Tempos de Barbárie – Ato I: Terapia da Vingança mostra de perto as transições do comportamento humano em meio a um ato trágico. Confira a crítica completa.

Como seguir em frente após um evento que mudou a sua vida? Tempos de Barbárie – Ato I: Terapia da Vingança conta a história de Carla (Cláudia Abreu) que após uma tentativa de assalto, sua filha é baleada e fica em estado grave, e agora ela precisa tentar seguir em frente, mas como as investigações não progridem, ela tenta seus próprios métodos.
O roteiro se fixa em Carla, e a partir da protagonista, temos diversas nuances a serem trabalhadas, com subtramas intensas e a troca de sentimentos, que algo tão avassalador pode causar, principalmente em uma mãe.
O filme até parece seguir o lado de justiça pelas próprias mãos, e até tem essas cenas, mas a profundidade dos elementos vão além do basal, e constrói uma narrativa profunda e cheia de momentos dramáticos.
Esse drama passa pela atuação de Cláudia Abreu, seja pela intensidade ou pelas trocas de elementos que ocorrem pelo longa. E meio a isso, tem que lidar com a dor e luto com a filha.

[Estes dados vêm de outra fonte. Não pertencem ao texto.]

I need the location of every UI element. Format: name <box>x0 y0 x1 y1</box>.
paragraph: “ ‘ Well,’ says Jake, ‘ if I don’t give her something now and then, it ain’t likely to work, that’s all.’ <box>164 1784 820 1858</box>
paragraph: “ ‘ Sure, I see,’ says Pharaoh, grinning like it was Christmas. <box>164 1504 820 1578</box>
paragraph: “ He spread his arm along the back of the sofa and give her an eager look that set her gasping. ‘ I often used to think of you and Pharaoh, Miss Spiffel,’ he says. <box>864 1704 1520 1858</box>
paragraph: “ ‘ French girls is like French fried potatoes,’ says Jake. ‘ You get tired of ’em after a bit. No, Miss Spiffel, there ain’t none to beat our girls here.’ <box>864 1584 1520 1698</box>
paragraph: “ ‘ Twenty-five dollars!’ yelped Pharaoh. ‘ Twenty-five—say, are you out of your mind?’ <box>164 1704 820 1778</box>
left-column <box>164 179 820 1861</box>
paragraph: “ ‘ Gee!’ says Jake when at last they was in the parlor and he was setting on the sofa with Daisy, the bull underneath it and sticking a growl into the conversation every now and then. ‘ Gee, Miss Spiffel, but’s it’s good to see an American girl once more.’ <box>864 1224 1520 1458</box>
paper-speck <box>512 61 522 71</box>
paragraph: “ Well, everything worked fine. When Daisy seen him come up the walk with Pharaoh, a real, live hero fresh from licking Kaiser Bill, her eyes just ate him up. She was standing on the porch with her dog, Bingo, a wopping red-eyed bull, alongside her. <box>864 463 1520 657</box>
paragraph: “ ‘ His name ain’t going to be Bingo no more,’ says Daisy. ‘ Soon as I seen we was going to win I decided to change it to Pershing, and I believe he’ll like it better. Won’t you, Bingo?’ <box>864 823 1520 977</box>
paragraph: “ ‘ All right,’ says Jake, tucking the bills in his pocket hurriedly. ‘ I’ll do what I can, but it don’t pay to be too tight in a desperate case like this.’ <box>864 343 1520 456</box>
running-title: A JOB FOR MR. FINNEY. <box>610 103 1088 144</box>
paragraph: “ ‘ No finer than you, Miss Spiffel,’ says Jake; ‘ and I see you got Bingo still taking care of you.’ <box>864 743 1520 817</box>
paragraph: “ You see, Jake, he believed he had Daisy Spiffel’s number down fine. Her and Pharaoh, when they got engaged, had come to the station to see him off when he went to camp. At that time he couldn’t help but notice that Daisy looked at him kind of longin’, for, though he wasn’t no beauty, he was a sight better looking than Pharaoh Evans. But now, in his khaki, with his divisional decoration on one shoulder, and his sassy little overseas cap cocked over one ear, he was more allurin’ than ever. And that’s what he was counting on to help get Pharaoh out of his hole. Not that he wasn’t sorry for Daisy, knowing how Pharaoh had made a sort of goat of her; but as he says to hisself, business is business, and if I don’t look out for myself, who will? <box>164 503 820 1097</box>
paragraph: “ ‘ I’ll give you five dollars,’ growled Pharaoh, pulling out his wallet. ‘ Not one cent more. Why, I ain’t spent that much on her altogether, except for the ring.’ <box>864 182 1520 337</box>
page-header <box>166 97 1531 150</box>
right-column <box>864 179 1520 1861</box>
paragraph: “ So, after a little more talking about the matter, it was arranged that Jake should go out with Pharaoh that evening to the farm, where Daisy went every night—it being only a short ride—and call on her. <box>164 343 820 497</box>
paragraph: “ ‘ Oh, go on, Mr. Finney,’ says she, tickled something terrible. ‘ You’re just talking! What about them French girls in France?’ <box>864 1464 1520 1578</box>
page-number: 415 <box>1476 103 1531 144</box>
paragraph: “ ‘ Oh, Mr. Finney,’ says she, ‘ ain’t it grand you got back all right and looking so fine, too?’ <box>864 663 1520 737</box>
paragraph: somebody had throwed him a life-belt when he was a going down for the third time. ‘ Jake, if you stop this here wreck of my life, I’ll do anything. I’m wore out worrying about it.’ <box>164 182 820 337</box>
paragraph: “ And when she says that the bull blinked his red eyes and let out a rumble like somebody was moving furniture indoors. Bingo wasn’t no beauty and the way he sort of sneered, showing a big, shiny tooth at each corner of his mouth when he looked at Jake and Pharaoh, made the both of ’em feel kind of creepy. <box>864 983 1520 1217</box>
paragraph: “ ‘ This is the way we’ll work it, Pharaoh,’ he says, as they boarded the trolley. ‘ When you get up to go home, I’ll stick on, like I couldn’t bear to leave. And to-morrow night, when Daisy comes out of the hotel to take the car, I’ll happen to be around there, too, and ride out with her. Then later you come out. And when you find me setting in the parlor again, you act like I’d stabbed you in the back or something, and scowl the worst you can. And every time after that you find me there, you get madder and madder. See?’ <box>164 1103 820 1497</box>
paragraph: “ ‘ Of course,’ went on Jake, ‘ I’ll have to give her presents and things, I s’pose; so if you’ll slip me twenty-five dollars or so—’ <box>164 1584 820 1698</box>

Essas camadas da sua personagem mudam, e continuamos presos a história, para saber para onde ela irá caminhar.

O elenco secundário, que inicialmente parecia um suporte para trama principal, ganha aos poucos espaço para se desenvolverem e serem incorporados na rotina de Carla, Julia Lemmertz e Alexandre Borges parecem pequenas participações, mas são fundamentais para a sequência de atos.
Julia atuando com a “psicóloga” de Carla e do grupo, são as sequências para trazer os sentimentos paras cenas e como a protagonista está lidando com o seu redor, e quais seus planos para o futuro, e ainda temos outras pessoas que estão lidando com o sentimento de perda de formas diferentes.
O roteiro pode até pensar em momentos de respiro, mas os temas não seguem por aí, tudo é duro, seco, difícil de engolir e bem estruturado. Sendo incorporado à narrativa central aos poucos, e mesmo com algumas conveniências, ele segue seu caminho.
E temos também as decisões questionáveis da protagonista ao lidar com os problemas, se ela está correta ou não nas escolhas que toma. A montagem linear e a violência imposta, são bons conceitos para uma história como essa.

A questão da Parte I não necessariamente parte para um ideia de franquia, e sim em abordagens, já que transformações em todos que estão no longa, e há um bom espaço para ser explorado em continuações ou outros produtos.
Tempos de Barbárie – Ato I: Terapia da Vingança demora a mostrar a que veio, e sua cara de ‘justiceira’ demora a cair, mas funciona bem ao trabalhar temas duros, sem deixar a realidade escapar.